Вскоре он оказался втянутым в ссоры с прессой. Находясь в Париже, его защита позиции Лафайета в том, что известно как «Споры о расходах», вызвала критику на родине, которую Купер воспринял болезненно. Он разозлил часть жителей Куперстауна, разъяснив им, что Три-Майл-Пойнт (лесистый участок на озере, долгое время использовавшийся жителями деревни как место для пикников) не их, как они утверждали, а часть поместья Куперов. Не имея намерения лишать их парка отдыха, он настаивал на том, чтобы они понимали, что пользуются им по милости, а не по праву.

За это его травили в провинциальных газетах. Будучи по натуре человеком воинственным, Купер подавал иски о клевете и взыскивал ущерб. Невиданное зрелище — писатель, затравивший газеты, — «вызвало толки». Городская пресса присоединилась к нападкам: «Курьер энд Инквайрер», «Нью-Йорк Трибюн», «Олбани Ивнинг Джорнал», редактируемая Терлоу Уидом, который однажды сказал о своем умении разжигать судебные тяжбы: «В моей манере письма есть нечто такое, от чего у загнанных кляч сдают нервы». Вердикты выносились в пользу Купера. Последовали новые иски о клевете, новые судебные процессы, новые взыскания ущерба. Поднялся крик, что свобода печати в опасности. Купер так не считал. Он был бульдогом: если уж он вцеплялся зубами в редактора-вига, ничто не могло заставить его разжать челюсти. Он продолжал свои судебные преследования, пока не заставил своих хулителей уважать себя. На это ушло около шести лет. Брайант с мрачным юмором описал войну романиста с этим левиафаном — прессой: «Он набросил узду на нос этого огромного чудовища», — восхищенно заметил Брайант.

Эта война нарушила душевный покой Купера, но отнюдь не прервала его литературную деятельность. Приведенный ниже список отнюдь не исчерпывает всего, что он написал после 1834 года, но его будет достаточно, чтобы показать его весьма плодотворное и часто успешное трудолюбие. Помимо десяти томов путевых заметок, Купер опубликовал: «Письмо к соотечественникам», 1834; «Моникины», 1835; «Американский демократ», 1838; «Домой морем, или Погоня», 1838; «Домой, или Путь домой», 1838; «История военно-морского флота Соединенных Штатов Америки», 1839; «Следопыт, или На суше и на море», 1840; «Мерседес из Кастилии, или Путешествие в Катай», 1840; «Зверобой, или Первая тропа войны», 1841; «Два адмирала», 1842; «Блуждающий огонек, или Огненный дух», 1842; «Вайандотте, или Дом на холме», 1843; «Нед Майерс, или Жизнь матроса», 1843; «На суше и на море, или Приключения Майлза Уоллингфорда», 1844; «Майлз Уоллингфорд» (вторая часть «На суше и на море»), 1844; «Сатанстоу, или Рукописи Литтлпейджей», 1845; «Землемер, или Рукописи Литтлпейджей», 1846; «Жизнеописания выдающихся американских морских офицеров», 1846; «Краснокожие, или Индейцы и индейцы», 1846; «Кратер, или Пик Вулкана», 1847; «Джек Тир, или Флоридские рифы», 1848; «Дубовые дебри, или Охотник за пчелами», 1848; «Морские львы, или Потерянные зверобои», 1849; «Час испытаний», 1850.

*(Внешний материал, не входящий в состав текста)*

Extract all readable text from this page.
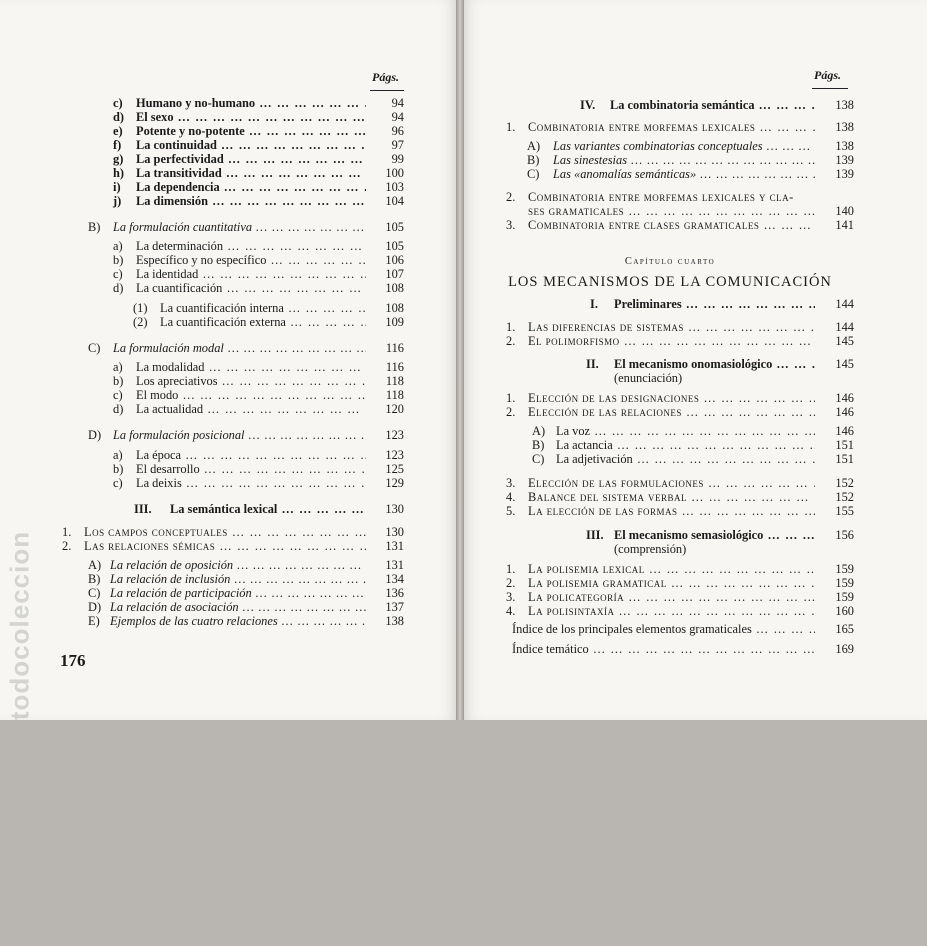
todocoleccion
Págs.
176
c) Humano y no-humano … … … … … … … … … … … … … … … … … … … … … … … … … … … … … …	94
d) El sexo … … … … … … … … … … … … … … … … … … … … … … … … … … … … … …	94
e) Potente y no-potente … … … … … … … … … … … … … … … … … … … … … … … … … … … … … …	96
f) La continuidad … … … … … … … … … … … … … … … … … … … … … … … … … … … … … …	97
g) La perfectividad … … … … … … … … … … … … … … … … … … … … … … … … … … … … … …	99
h) La transitividad … … … … … … … … … … … … … … … … … … … … … … … … … … … … … …	100
i) La dependencia … … … … … … … … … … … … … … … … … … … … … … … … … … … … … …	103
j) La dimensión … … … … … … … … … … … … … … … … … … … … … … … … … … … … … …	104
B) La formulación cuantitativa … … … … … … … … … … … … … … … … … … … … … … … … … … … … … …	105
a) La determinación … … … … … … … … … … … … … … … … … … … … … … … … … … … … … …	105
b) Específico y no específico … … … … … … … … … … … … … … … … … … … … … … … … … … … … … …	106
c) La identidad … … … … … … … … … … … … … … … … … … … … … … … … … … … … … …	107
d) La cuantificación … … … … … … … … … … … … … … … … … … … … … … … … … … … … … …	108
(1) La cuantificación interna … … … … … … … … … … … … … … … … … … … … … … … … … … … … … …	108
(2) La cuantificación externa … … … … … … … … … … … … … … … … … … … … … … … … … … … … … …	109
C) La formulación modal … … … … … … … … … … … … … … … … … … … … … … … … … … … … … …	116
a) La modalidad … … … … … … … … … … … … … … … … … … … … … … … … … … … … … …	116
b) Los apreciativos … … … … … … … … … … … … … … … … … … … … … … … … … … … … … …	118
c) El modo … … … … … … … … … … … … … … … … … … … … … … … … … … … … … …	118
d) La actualidad … … … … … … … … … … … … … … … … … … … … … … … … … … … … … …	120
D) La formulación posicional … … … … … … … … … … … … … … … … … … … … … … … … … … … … … …	123
a) La época … … … … … … … … … … … … … … … … … … … … … … … … … … … … … …	123
b) El desarrollo … … … … … … … … … … … … … … … … … … … … … … … … … … … … … …	125
c) La deixis … … … … … … … … … … … … … … … … … … … … … … … … … … … … … …	129
III. La semántica lexical … … … … … … … … … … … … … … … … … … … … … … … … … … … … … …	130
1. Los campos conceptuales … … … … … … … … … … … … … … … … … … … … … … … … … … … … … …	130
2. Las relaciones sémicas … … … … … … … … … … … … … … … … … … … … … … … … … … … … … …	131
A) La relación de oposición … … … … … … … … … … … … … … … … … … … … … … … … … … … … … …	131
B) La relación de inclusión … … … … … … … … … … … … … … … … … … … … … … … … … … … … … …	134
C) La relación de participación … … … … … … … … … … … … … … … … … … … … … … … … … … … … … …	136
D) La relación de asociación … … … … … … … … … … … … … … … … … … … … … … … … … … … … … …	137
E) Ejemplos de las cuatro relaciones … … … … … … … … … … … … … … … … … … … … … … … … … … … … … …	138
Págs.
Capítulo cuarto
LOS MECANISMOS DE LA COMUNICACIÓN
IV. La combinatoria semántica … … … … … … … … … … … … … … … … … … … … … … … … … … … … … …	138
1. Combinatoria entre morfemas lexicales … … … … … … … … … … … … … … … … … … … … … … … … … … … … … …	138
A) Las variantes combinatorias conceptuales … … … … … … … … … … … … … … … … … … … … … … … … … … … … … …	138
B) Las sinestesias … … … … … … … … … … … … … … … … … … … … … … … … … … … … … …	139
C) Las «anomalías semánticas» … … … … … … … … … … … … … … … … … … … … … … … … … … … … … …	139
2. Combinatoria entre morfemas lexicales y cla-
ses gramaticales … … … … … … … … … … … … … … … … … … … … … … … … … … … … … …	140
3. Combinatoria entre clases gramaticales … … … … … … … … … … … … … … … … … … … … … … … … … … … … … …	141
I. Preliminares … … … … … … … … … … … … … … … … … … … … … … … … … … … … … …	144
1. Las diferencias de sistemas … … … … … … … … … … … … … … … … … … … … … … … … … … … … … …	144
2. El polimorfismo … … … … … … … … … … … … … … … … … … … … … … … … … … … … … …	145
II. El mecanismo onomasiológico … … … … … … … … … … … … … … … … … … … … … … … … … … … … … …	145
(enunciación)
1. Elección de las designaciones … … … … … … … … … … … … … … … … … … … … … … … … … … … … … …	146
2. Elección de las relaciones … … … … … … … … … … … … … … … … … … … … … … … … … … … … … …	146
A) La voz … … … … … … … … … … … … … … … … … … … … … … … … … … … … … …	146
B) La actancia … … … … … … … … … … … … … … … … … … … … … … … … … … … … … …	151
C) La adjetivación … … … … … … … … … … … … … … … … … … … … … … … … … … … … … …	151
3. Elección de las formulaciones … … … … … … … … … … … … … … … … … … … … … … … … … … … … … …	152
4. Balance del sistema verbal … … … … … … … … … … … … … … … … … … … … … … … … … … … … … …	152
5. La elección de las formas … … … … … … … … … … … … … … … … … … … … … … … … … … … … … …	155
III. El mecanismo semasiológico … … … … … … … … … … … … … … … … … … … … … … … … … … … … … …	156
(comprensión)
1. La polisemia lexical … … … … … … … … … … … … … … … … … … … … … … … … … … … … … …	159
2. La polisemia gramatical … … … … … … … … … … … … … … … … … … … … … … … … … … … … … …	159
3. La policategoría … … … … … … … … … … … … … … … … … … … … … … … … … … … … … …	159
4. La polisintaxía … … … … … … … … … … … … … … … … … … … … … … … … … … … … … …	160
Índice de los principales elementos gramaticales … … … … … … … … … … … … … … … … … … … … … … … … … … … … … …	165
Índice temático … … … … … … … … … … … … … … … … … … … … … … … … … … … … … …	169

«Шпион» был инсценирован и с успехом шел на сцене. Инсценировки были также сделаны по романам «Лоцман», «Красный корсар», «Водяной», «Пионеры» («Вигвам, или Усадьба Темплтон») и «Оплаканная Вест-Тоун-Вест» («Миантономо и Нарраматта»). Оригинальная комедия «Вверх тормашками, или Философия в юбках» была снята с репертуара после четырех представлений. Не существует достоверных данных о заработках Купера литературным трудом. Считается, что в последние годы он был вынужден писать если не ради средств к существованию, то, по крайней мере, ради комфорта и роскоши.

Враждебность, вызванная его энергичной критикой, со временем улеглась. В Нью-Йорке даже возник проект оказать ему честь публичным обедом как доказательство возвращения доверия. Его безвременная болезнь отодвинула в сторону вопрос о почестях подобного рода.

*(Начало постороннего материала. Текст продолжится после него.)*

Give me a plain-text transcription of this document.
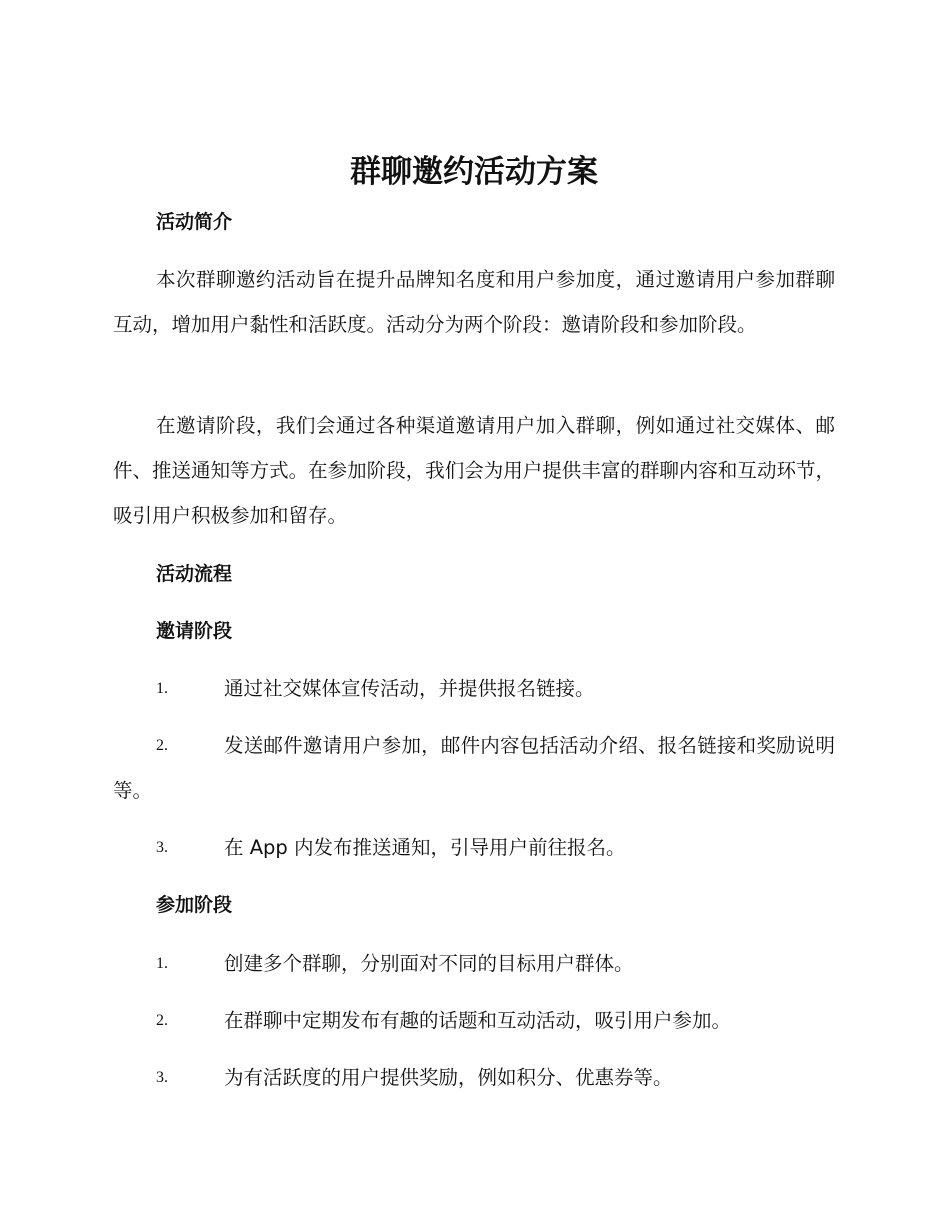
群聊邀约活动方案
活动简介

本次群聊邀约活动旨在提升品牌知名度和用户参加度，通过邀请用户参加群聊互动，增加用户黏性和活跃度。活动分为两个阶段：邀请阶段和参加阶段。

在邀请阶段，我们会通过各种渠道邀请用户加入群聊，例如通过社交媒体、邮件、推送通知等方式。在参加阶段，我们会为用户提供丰富的群聊内容和互动环节，吸引用户积极参加和留存。

活动流程
邀请阶段
1.	通过社交媒体宣传活动，并提供报名链接。
2.	发送邮件邀请用户参加，邮件内容包括活动介绍、报名链接和奖励说明等。
3.	在 App 内发布推送通知，引导用户前往报名。
参加阶段
1.	创建多个群聊，分别面对不同的目标用户群体。
2.	在群聊中定期发布有趣的话题和互动活动，吸引用户参加。
3.	为有活跃度的用户提供奖励，例如积分、优惠券等。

Купер скончался в Отсего-Холле 14 сентября 1851 года.

II ХАРАКТЕР

Купер был демократом в теории, но не на практике. Грубый «феодализм», в котором прошло его детство, взрастил аристократические настроения. Пребывание за границей, в подобострастной атмосфере, которой служилые классы окружают любого, кто выглядит состоятельным, лишь усугубило их. Никто не мог быть более искренне «американцем», чем Купер; но он проводил различия, а его соотечественники эти различия ненавидели.

Гордость такого рода, вполне разумная, может идти рука об руку с подлинной скромностью. Купер был куда менее претенциозен, чем его враги были готовы признать. Обладая репутацией, которая открыла бы перед ним многие двери, он не пытался извлечь из нее выгоду; у него не было желания «навязываться любому обществу».

Он никогда не медлил воспользоваться неотъемлемой американской привилегией высказывать свое мнение. В 1835 году теория о совершенстве американского характера редко подвергалась сомнению, по крайней мере, со стороны писателей-уроженцев. То, что Купер мог питать сомнения на этот счет, считалось чудовищным. Это вызывало в нем еще большее раздражение из-за его манеры держаться. Столь же радикальные мнения могли быть высказаны остроумно, и цель была бы достигнута. Куперу не хватало остроумия. Его манера была тяжеловесной, и он был смертельно серьезен. Ему не недоставало ни мужества, ни честности, ни благородства, ни великодушия, ни даже суждения (если его темперамент не был задет), но он был совершенно лишен такта и в значительной степени — той полезной, пусть и поверхностной, общительности, которая облегчает износ человеческих отношений.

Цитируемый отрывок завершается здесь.